Wednesday, February 25, 2009

Comptroller Thompson Urges FDNY-EMS to Disclosure Plans to Address Closures of Two Queens Hospitals

New York City Comptroller William C. Thompson, Jr. today called on the New York City Fire Department to disclose its plans to address the impact of the planned closures of Mary Immaculate and St. John’s Queens hospitals.

In a letter to Commissioner Nicholas Scoppetta, which can be viewed at, Thompson wrote: “These closures are scheduled to take place by the end of this month, yet there has been no meaningful effort by your office to educate the surrounding communities about how these closures will impact the health and safety of area residents including transition plans for ‘911’ emergency medical response and treatment services.”

Thompson noted that if the two closures occur a total of 15 New York City emergency rooms will have closed since 2002, with four emergency rooms having closed within the last two years. Among the recent closures, Parkway Hospital served some of the same communities as St. John’s Hospital.

“With the City’s economy in decline and as increasing numbers of City residents lose their jobs and health insurance, there will be significant demands on emergency rooms as City residents’ access to primary care decreases,” Thompson wrote. “With capacity already strained, crowded emergency rooms mean longer wait times for patients, fewer ambulances available to take calls, and possibly, diminished health outcomes as some ambulances are forced to travel farther in an emergency.”

Thompson asked that FDNY, which oversees EMS, take the lead in evaluating the impact of the two proposed Queens hospital closures, as well as publicly outline the steps necessary to minimize adverse impacts.

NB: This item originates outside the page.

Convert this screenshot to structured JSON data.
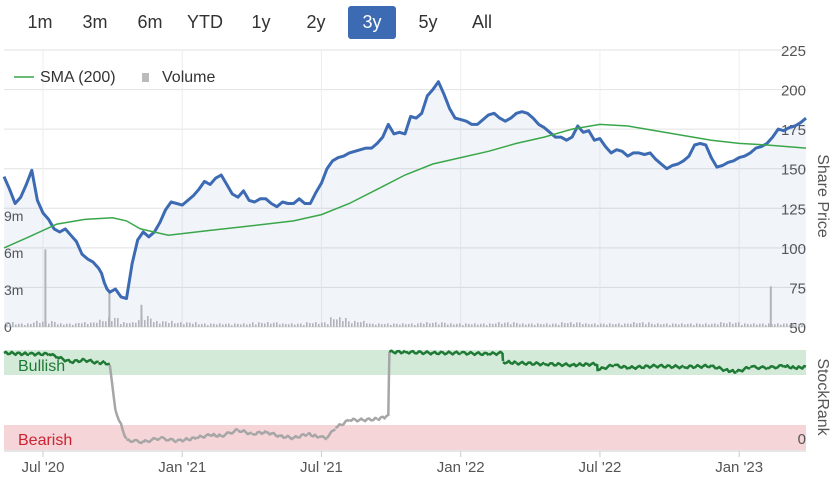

He further recommended that the FDNY hold a public hearing to allow residents an opportunity to provide input. If the closures move ahead as planned, he suggested that FDNY-EMS publish data indicating what effect, if any, the closures have had on ambulance response and turnaround times in the emergency rooms of the next closest hospitals.

Thompson has been advocating to prevent or delay the hospital closures.

In 2006, Thompson issued a report “Emergency Room Care: Will It Be There?,” analyzing the impact of the proposed closure of five hospitals, including Parkway Hospital in Queens. The report detailed how such closures could overwhelm emergency rooms at neighboring hospitals, reduce ambulance availability, and require New Yorkers to travel farther to reach an emergency room. Since then, Parkway Hospital has closed, placing added pressure on the remaining hospitals. If Mary Immaculate and St. John’s close as well, Western and Southwestern Queens will have lost 3 hospitals within two years.

In 2004, Jamaica Hospital, the closest hospital to Mary Immaculate, had roughly 100,000 emergency room visits compared to approximately 45,000 at Mary Immaculate. If all of the patients from Mary Immaculate switched to Jamaica Hospital, this would represent an almost 50% increase in activity.